JB: You mentioned you’re part of a sponsor group, helping a new family from Syria settle in Kitchener. Do you see connections between your sponsorship work and academic work?

LGG: We often take for granted the idea that when people come to Canada they ought to integrate. But what does integration mean? Often inclusion or integration means fitting into a defined or fixed centre or group and we hardly ever look at that something, at that centre. Is it a good thing? We take for granted that “they” should become more like “us.” And I wonder, well, which us? What do “we” look like? What specific attributes do we wish them to take on?
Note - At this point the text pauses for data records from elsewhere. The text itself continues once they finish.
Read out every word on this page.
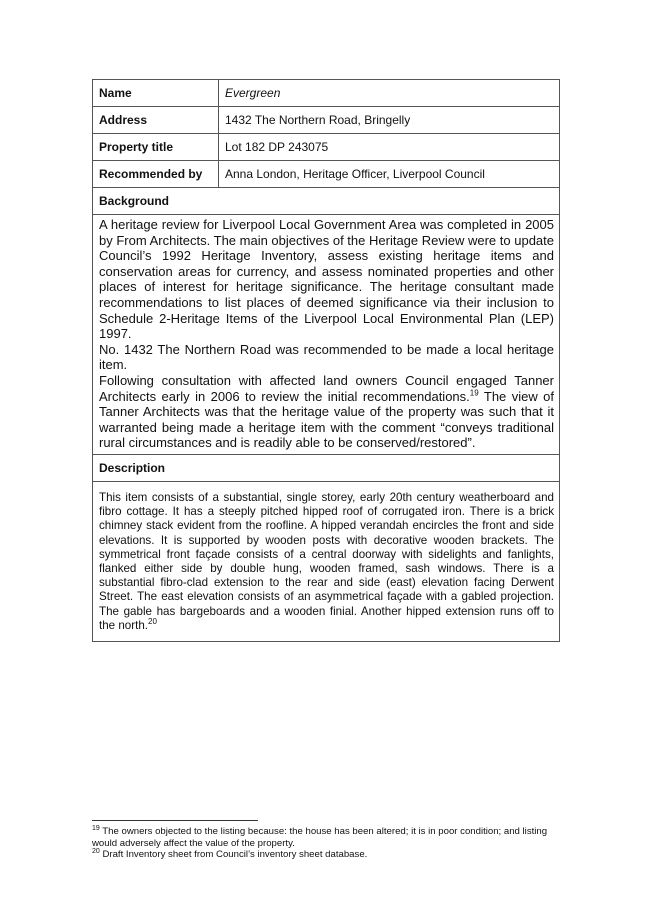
Name	Evergreen
Address	1432 The Northern Road, Bringelly
Property title	Lot 182 DP 243075
Recommended by	Anna London, Heritage Officer, Liverpool Council
Background	

A heritage review for Liverpool Local Government Area was completed in 2005 by From Architects. The main objectives of the Heritage Review were to update Council’s 1992 Heritage Inventory, assess existing heritage items and conservation areas for currency, and assess nominated properties and other places of interest for heritage significance. The heritage consultant made recommendations to list places of deemed significance via their inclusion to Schedule 2-Heritage Items of the Liverpool Local Environmental Plan (LEP) 1997.

No. 1432 The Northern Road was recommended to be made a local heritage item.

Following consultation with affected land owners Council engaged Tanner Architects early in 2006 to review the initial recommendations.$^{19}$ The view of Tanner Architects was that the heritage value of the property was such that it warranted being made a heritage item with the comment “conveys traditional rural circumstances and is readily able to be conserved/restored”.	

Description	
This item consists of a substantial, single storey, early 20th century weatherboard and fibro cottage. It has a steeply pitched hipped roof of corrugated iron. There is a brick chimney stack evident from the roofline. A hipped verandah encircles the front and side elevations. It is supported by wooden posts with decorative wooden brackets. The symmetrical front façade consists of a central doorway with sidelights and fanlights, flanked either side by double hung, wooden framed, sash windows. There is a substantial fibro-clad extension to the rear and side (east) elevation facing Derwent Street. The east elevation consists of an asymmetrical façade with a gabled projection. The gable has bargeboards and a wooden finial. Another hipped extension runs off to the north.$^{20}$

$^{19}$ The owners objected to the listing because: the house has been altered; it is in poor condition; and listing would adversely affect the value of the property.

$^{20}$ Draft Inventory sheet from Council’s inventory sheet database.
We’re willing to leave some room for difference, but there are other kinds of difference we are not willing to leave room for. And the way we talk about that is that they’re not integrating or settling well. So we need to help them settle, which means find paid work. And I realize that sounds controversial, because of course paid work, how else are they going to make a living? But it’s not the only way to make a living.

JB: You’ve also said that “a conclusion of my research is that we have much to learn about ourselves from encountering ‘difference,’ that such encounters are an opportunity for us to develop a “moral imagination” for just relationships with one another and with the world. I’d like to hear you say more about this, because it seems to me – at least if we can trust the media, which is of course a big if – that many people are encountering difference in much less healthy ways. I’m thinking here of Brexit and Trump and the miserable comments people make about Black Lives Matter or the shooting of Colten Boushie. Maybe what I’m asking is, how do we get people to encounter difference in healthier ways?
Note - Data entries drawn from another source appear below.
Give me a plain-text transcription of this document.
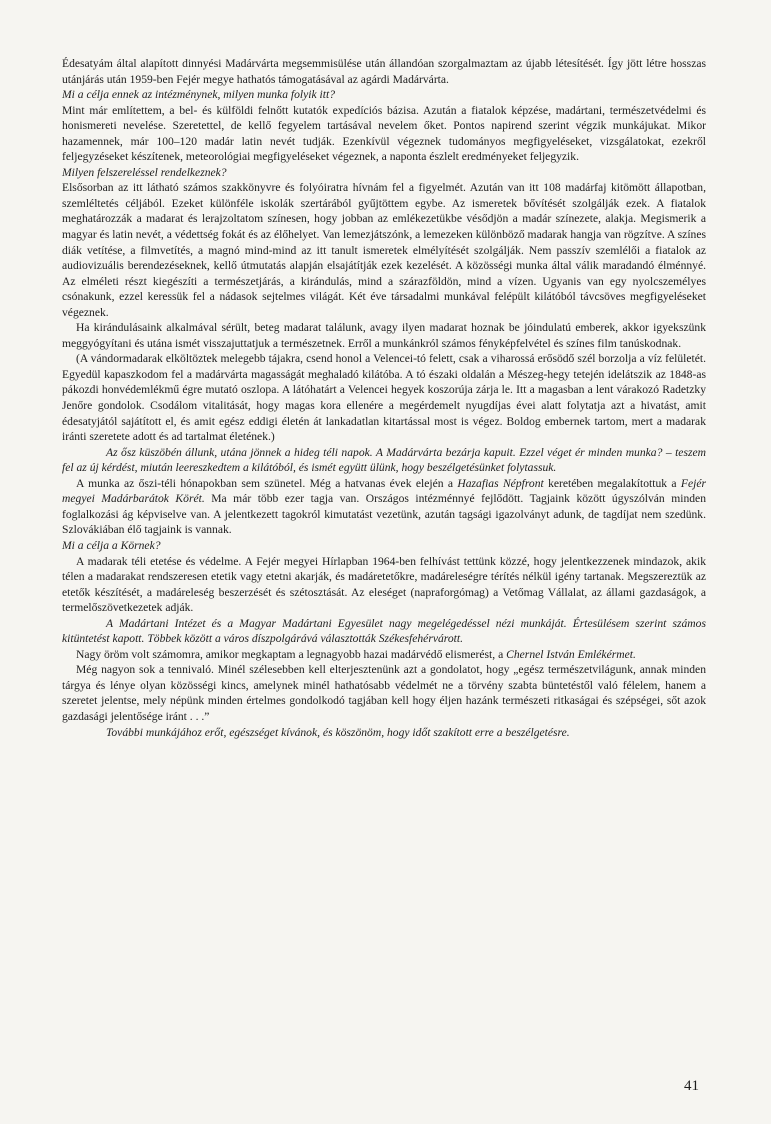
Édesatyám által alapított dinnyési Madárvárta megsemmisülése után állandóan szorgalmaztam az újabb létesítését. Így jött létre hosszas utánjárás után 1959-ben Fejér megye hathatós támogatásával az agárdi Madárvárta.

Mi a célja ennek az intézménynek, milyen munka folyik itt?

Mint már említettem, a bel- és külföldi felnőtt kutatók expedíciós bázisa. Azután a fiatalok képzése, madártani, természetvédelmi és honismereti nevelése. Szeretettel, de kellő fegyelem tartásával nevelem őket. Pontos napirend szerint végzik munkájukat. Mikor hazamennek, már 100–120 madár latin nevét tudják. Ezenkívül végeznek tudományos megfigyeléseket, vizsgálatokat, ezekről feljegyzéseket készítenek, meteorológiai megfigyeléseket végeznek, a naponta észlelt eredményeket feljegyzik.

Milyen felszereléssel rendelkeznek?

Elsősorban az itt látható számos szakkönyvre és folyóiratra hívnám fel a figyelmét. Azután van itt 108 madárfaj kitömött állapotban, szemléltetés céljából. Ezeket különféle iskolák szertárából gyűjtöttem egybe. Az ismeretek bővítését szolgálják ezek. A fiatalok meghatározzák a madarat és lerajzoltatom színesen, hogy jobban az emlékezetükbe vésődjön a madár színezete, alakja. Megismerik a magyar és latin nevét, a védettség fokát és az élőhelyet. Van lemezjátszónk, a lemezeken különböző madarak hangja van rögzítve. A színes diák vetítése, a filmvetítés, a magnó mind-mind az itt tanult ismeretek elmélyítését szolgálják. Nem passzív szemlélői a fiatalok az audiovizuális berendezéseknek, kellő útmutatás alapján elsajátítják ezek kezelését. A közösségi munka által válik maradandó élménnyé. Az elméleti részt kiegészíti a természetjárás, a kirándulás, mind a szárazföldön, mind a vízen. Ugyanis van egy nyolcszemélyes csónakunk, ezzel keressük fel a nádasok sejtelmes világát. Két éve társadalmi munkával felépült kilátóból távcsöves megfigyeléseket végeznek.

Ha kirándulásaink alkalmával sérült, beteg madarat találunk, avagy ilyen madarat hoznak be jóindulatú emberek, akkor igyekszünk meggyógyítani és utána ismét visszajuttatjuk a természetnek. Erről a munkánkról számos fényképfelvétel és színes film tanúskodnak.

(A vándormadarak elköltöztek melegebb tájakra, csend honol a Velencei-tó felett, csak a viharossá erősödő szél borzolja a víz felületét. Egyedül kapaszkodom fel a madárvárta magasságát meghaladó kilátóba. A tó északi oldalán a Mészeg-hegy tetején idelátszik az 1848-as pákozdi honvédemlékmű égre mutató oszlopa. A látóhatárt a Velencei hegyek koszorúja zárja le. Itt a magasban a lent várakozó Radetzky Jenőre gondolok. Csodálom vitalitását, hogy magas kora ellenére a megérdemelt nyugdíjas évei alatt folytatja azt a hivatást, amit édesatyjától sajátított el, és amit egész eddigi életén át lankadatlan kitartással most is végez. Boldog embernek tartom, mert a madarak iránti szeretete adott és ad tartalmat életének.)

Az ősz küszöbén állunk, utána jönnek a hideg téli napok. A Madárvárta bezárja kapuit. Ezzel véget ér minden munka? – teszem fel az új kérdést, miután leereszkedtem a kilátóból, és ismét együtt ülünk, hogy beszélgetésünket folytassuk.

A munka az őszi-téli hónapokban sem szünetel. Még a hatvanas évek elején a Hazafias Népfront keretében megalakítottuk a Fejér megyei Madárbarátok Körét. Ma már több ezer tagja van. Országos intézménnyé fejlődött. Tagjaink között úgyszólván minden foglalkozási ág képviselve van. A jelentkezett tagokról kimutatást vezetünk, azután tagsági igazolványt adunk, de tagdíjat nem szedünk. Szlovákiában élő tagjaink is vannak.

Mi a célja a Körnek?

A madarak téli etetése és védelme. A Fejér megyei Hírlapban 1964-ben felhívást tettünk közzé, hogy jelentkezzenek mindazok, akik télen a madarakat rendszeresen etetik vagy etetni akarják, és madáretetőkre, madáreleségre térítés nélkül igény tartanak. Megszereztük az etetők készítését, a madáreleség beszerzését és szétosztását. Az eleséget (napraforgómag) a Vetőmag Vállalat, az állami gazdaságok, a termelőszövetkezetek adják.

A Madártani Intézet és a Magyar Madártani Egyesület nagy megelégedéssel nézi munkáját. Értesülésem szerint számos kitüntetést kapott. Többek között a város díszpolgárává választották Székesfehérvárott.

Nagy öröm volt számomra, amikor megkaptam a legnagyobb hazai madárvédő elismerést, a Chernel István Emlékérmet.

Még nagyon sok a tennivaló. Minél szélesebben kell elterjesztenünk azt a gondolatot, hogy „egész természetvilágunk, annak minden tárgya és lénye olyan közösségi kincs, amelynek minél hathatósabb védelmét ne a törvény szabta büntetéstől való félelem, hanem a szeretet jelentse, mely népünk minden értelmes gondolkodó tagjában kell hogy éljen hazánk természeti ritkaságai és szépségei, sőt azok gazdasági jelentősége iránt . . .”

További munkájához erőt, egészséget kívánok, és köszönöm, hogy időt szakított erre a beszélgetésre.

41
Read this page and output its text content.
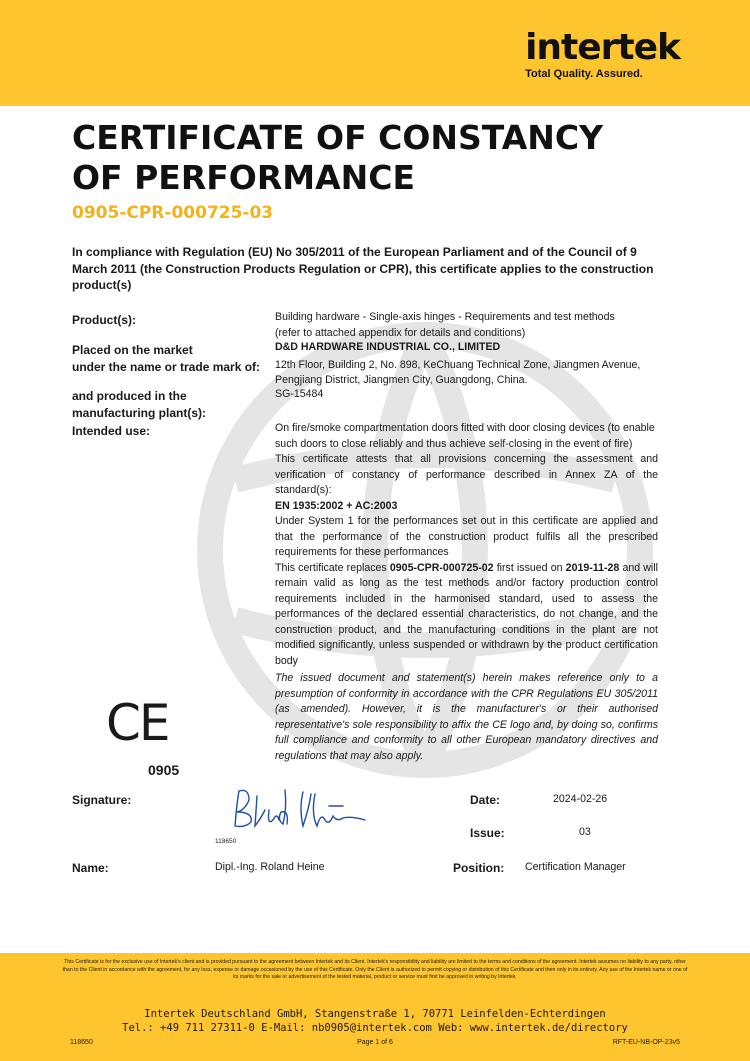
intertek
Total Quality. Assured.
CERTIFICATE OF CONSTANCY
OF PERFORMANCE
0905-CPR-000725-03
In compliance with Regulation (EU) No 305/2011 of the European Parliament and of the Council of 9 March 2011 (the Construction Products Regulation or CPR), this certificate applies to the construction product(s)
Product(s):	Building hardware - Single-axis hinges - Requirements and test methods
(refer to attached appendix for details and conditions)
Placed on the market
under the name or trade mark of:
D&D HARDWARE INDUSTRIAL CO., LIMITED
12th Floor, Building 2, No. 898, KeChuang Technical Zone, Jiangmen Avenue, Pengjiang District, Jiangmen City, Guangdong, China.
and produced in the
manufacturing plant(s):
SG-15484
Intended use:	On fire/smoke compartmentation doors fitted with door closing devices (to enable such doors to close reliably and thus achieve self-closing in the event of fire)
This certificate attests that all provisions concerning the assessment and verification of constancy of performance described in Annex ZA of the standard(s):
EN 1935:2002 + AC:2003
Under System 1 for the performances set out in this certificate are applied and that the performance of the construction product fulfils all the prescribed requirements for these performances
This certificate replaces 0905-CPR-000725-02 first issued on 2019-11-28 and will remain valid as long as the test methods and/or factory production control requirements included in the harmonised standard, used to assess the performances of the declared essential characteristics, do not change, and the construction product, and the manufacturing conditions in the plant are not modified significantly, unless suspended or withdrawn by the product certification body
The issued document and statement(s) herein makes reference only to a presumption of conformity in accordance with the CPR Regulations EU 305/2011 (as amended). However, it is the manufacturer's or their authorised representative's sole responsibility to affix the CE logo and, by doing so, confirms full compliance and conformity to all other European mandatory directives and regulations that may also apply.
CE
0905
Signature:
118650
Date:	2024-02-26
Issue:	03
Name:	Dipl.-Ing. Roland Heine	Position: Certification Manager
This Certificate is for the exclusive use of Intertek's client and is provided pursuant to the agreement between Intertek and its Client. Intertek's responsibility and liability are limited to the terms and conditions of the agreement. Intertek assumes no liability to any party, other than to the Client in accordance with the agreement, for any loss, expense or damage occasioned by the use of this Certificate. Only the Client is authorized to permit copying or distribution of this Certificate and then only in its entirety. Any use of the Intertek name or one of its marks for the sale or advertisement of the tested material, product or service must first be approved in writing by Intertek.
Intertek Deutschland GmbH, Stangenstraße 1, 70771 Leinfelden-Echterdingen
Tel.: +49 711 27311-0 E-Mail: nb0905@intertek.com Web: www.intertek.de/directory
118650	Page 1 of 6	RFT-EU-NB-OP-23v5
LGG: I don’t trust the media [laughs]. So often the way that difference is depicted in the media is misrepresentation, because it’s through the dominant framework – so it’s not real understanding, it’s judgement. This is one of the reasons I wrote the book.

When I think about or write about engaging with difference I mean in interpersonal, human relationships. Just to get to know others, not to help or to change them. Just to try to understand. The hard part is that doing that requires us to be comfortable with who we are.

JB: So that’s a good segue, to your last chapter, where you write that “to challenge social exclusion is not to change the other… but ourselves.” What does social inclusion look like? How do we get there?

LGG: We need to make more room for difference, and learn to honour and value different approaches to making a living, and to honour and value different world views. Our current ways of being in the world and with each other are contrived, and we can choose something different.

I recognize that these are “big ideas,” and the systems and structures I aim to investigate and ultimately change are complex and multi-faceted. My starting point is everyday, ordinary interactions and inter-personal relationships. This is, I think, how change in systems is made possible. I work hard in my teaching to help students recognize and then evaluate their own common sense. To recognize that we have a worldview that is not the only way to view the world requires being confronted with something different.

So, for example, I bring my students to listen to stories from an aboriginal knowledge-keeper and encourage them to connect with the alternative worldviews and value systems that they know.  My hope is that they begin to know – to feel – that we are not alone, that each one brings something of value (and no one brings everything), that we need one another, and that we have both influence and responsibility to strive toward just relationships in the communities and institutions in which we engage.

Gingrich is hosting a book launch at Conrad Grebel University College on Thursday, October 20. This interview has been edited and condensed.